A warm driver on a cold day means rural delivery happiness.
–Harrington Manufacturing Company advertisement, R.F.D. News, February 10, 1912, p. 12
The rise of the large manufacturer pushed many small businesses aside. However, there remained a market in miscellaneous supplies for rural carriers. Companies offered items such as stamp boxes, postal scales, gas stoves for sleds, odometers, mail cabinets, and report slips. One company, Laughlin, specifically marketed specific fountain pens to rural carriers, stating that “every carrier needs one.”(1)

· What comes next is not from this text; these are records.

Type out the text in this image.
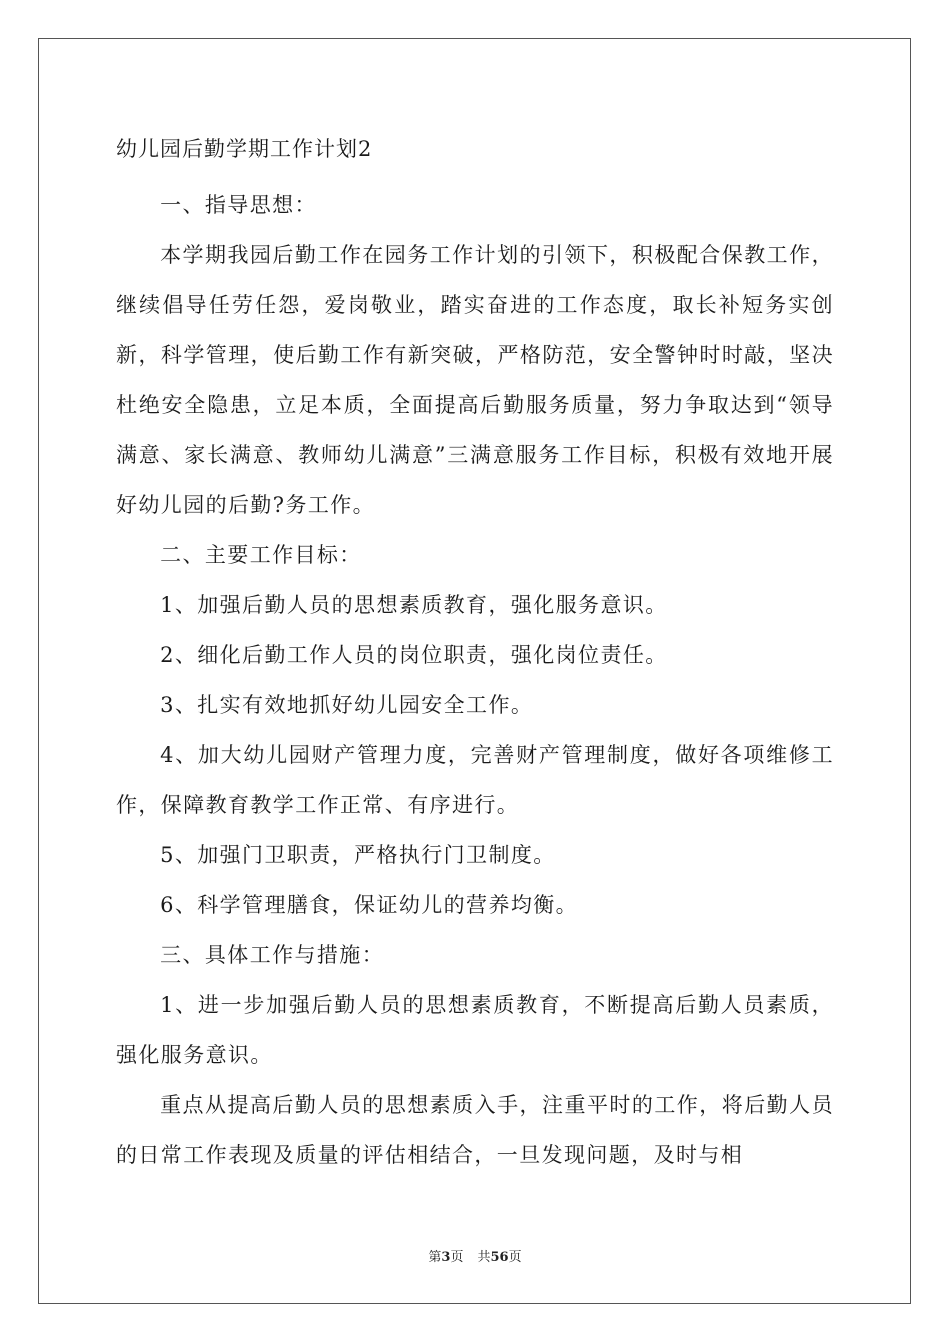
幼儿园后勤学期工作计划2

一、指导思想：

本学期我园后勤工作在园务工作计划的引领下，积极配合保教工作，继续倡导任劳任怨，爱岗敬业，踏实奋进的工作态度，取长补短务实创新，科学管理，使后勤工作有新突破，严格防范，安全警钟时时敲，坚决杜绝安全隐患，立足本质，全面提高后勤服务质量，努力争取达到“领导满意、家长满意、教师幼儿满意”三满意服务工作目标，积极有效地开展好幼儿园的后勤?务工作。

二、主要工作目标：

1、加强后勤人员的思想素质教育，强化服务意识。

2、细化后勤工作人员的岗位职责，强化岗位责任。

3、扎实有效地抓好幼儿园安全工作。

4、加大幼儿园财产管理力度，完善财产管理制度，做好各项维修工作，保障教育教学工作正常、有序进行。

5、加强门卫职责，严格执行门卫制度。

6、科学管理膳食，保证幼儿的营养均衡。

三、具体工作与措施：

1、进一步加强后勤人员的思想素质教育，不断提高后勤人员素质，强化服务意识。

重点从提高后勤人员的思想素质入手，注重平时的工作，将后勤人员的日常工作表现及质量的评估相结合，一旦发现问题，及时与相

第3页 共56页
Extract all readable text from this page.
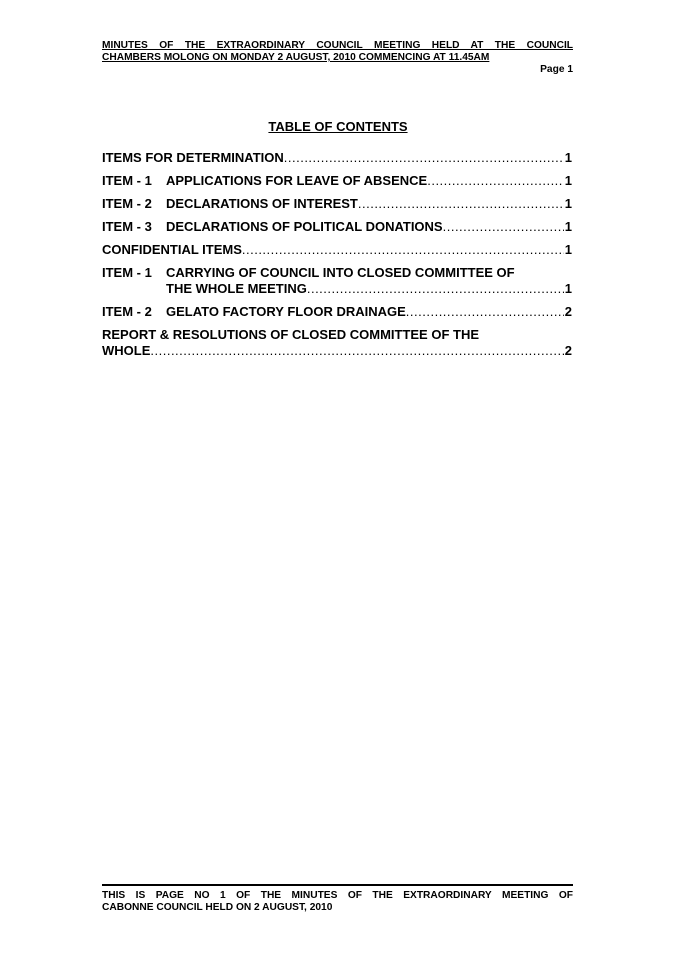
MINUTES OF THE EXTRAORDINARY COUNCIL MEETING HELD AT THE COUNCIL
CHAMBERS MOLONG ON MONDAY 2 AUGUST, 2010 COMMENCING AT 11.45AM
Page 1
TABLE OF CONTENTS
ITEMS FOR DETERMINATION .....	1
ITEM - 1	APPLICATIONS FOR LEAVE OF ABSENCE .....	1
ITEM - 2	DECLARATIONS OF INTEREST .....	1
ITEM - 3	DECLARATIONS OF POLITICAL DONATIONS .....	1
CONFIDENTIAL ITEMS .....	1
ITEM - 1	CARRYING OF COUNCIL INTO CLOSED COMMITTEE OF
THE WHOLE MEETING .....	1
ITEM - 2	GELATO FACTORY FLOOR DRAINAGE .....	2
REPORT & RESOLUTIONS OF CLOSED COMMITTEE OF THE
WHOLE .....	2
THIS IS PAGE NO 1 OF THE MINUTES OF THE EXTRAORDINARY MEETING OF
CABONNE COUNCIL HELD ON 2 AUGUST, 2010
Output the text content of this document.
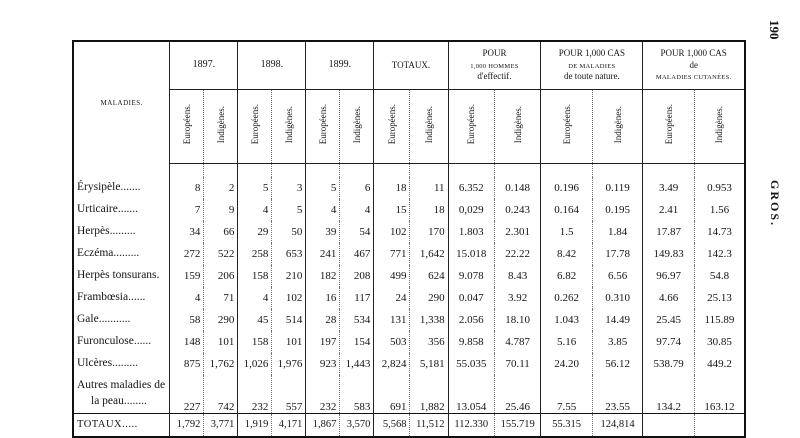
190
GROS.
MALADIES.	1897.		1898.		1899.		TOTAUX.		POUR
1,000 HOMMES
d'effectif.		POUR 1,000 CAS
DE MALADIES
de toute nature.		POUR 1,000 CAS
de
MALADIES CUTANÉES.	
	Européens.	Indigènes.	Européens.	Indigènes.	Européens.	Indigènes.	Européens.	Indigènes.	Européens.	Indigènes.	Européens.	Indigènes.	Européens.	Indigènes.

Érysipèle.......	8	2	5	3	5	6	18	11	6.352	0.148	0.196	0.119	3.49	0.953
Urticaire.......	7	9	4	5	4	4	15	18	0,029	0.243	0.164	0.195	2.41	1.56
Herpès.........	34	66	29	50	39	54	102	170	1.803	2.301	1.5	1.84	17.87	14.73
Eczéma.........	272	522	258	653	241	467	771	1,642	15.018	22.22	8.42	17.78	149.83	142.3
Herpès tonsurans.	159	206	158	210	182	208	499	624	9.078	8.43	6.82	6.56	96.97	54.8
Frambœsia......	4	71	4	102	16	117	24	290	0.047	3.92	0.262	0.310	4.66	25.13
Gale...........	58	290	45	514	28	534	131	1,338	2.056	18.10	1.043	14.49	25.45	115.89
Furonculose......	148	101	158	101	197	154	503	356	9.858	4.787	5.16	3.85	97.74	30.85
Ulcères.........	875	1,762	1,026	1,976	923	1,443	2,824	5,181	55.035	70.11	24.20	56.12	538.79	449.2

Autres maladies de
la peau........	227	742	232	557	232	583	691	1,882	13.054	25.46	7.55	23.55	134.2	163.12
TOTAUX.....	1,792	3,771	1,919	4,171	1,867	3,570	5,568	11,512	112.330	155.719	55.315	124,814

In addition to direct marketing to a specific audience, companies were beginning to expand both the “who” and the “how” behind their marketing tactics. Rather than only marketing products to carriers, many companies saw an opportunity to use carriers as a medium to showcase or advertise their products to the rural patrons. In the service’s early years, patrons asked rural carriers to complete tasks for them back in town, recognizing them as both trusted members of the community and agents of the government. Although a misconception of the mail carrier’s official duties, a number of carriers took the opportunity to sell more than postal products along their route in order to supplement their salaries. As a result, ads sprang up in RFD publications asking carriers to sell products on behalf of various companies. They offered to send the carriers sample cases and asked for trade information from the locations they were traveling to. Postal officials quickly ruled such extra-curricular businesses to be inappropriate and warned carriers they put their carrier jobs at risk by taking part in such activities.
1) R.F.D. News vol. 2, no. 4 (1904): 66.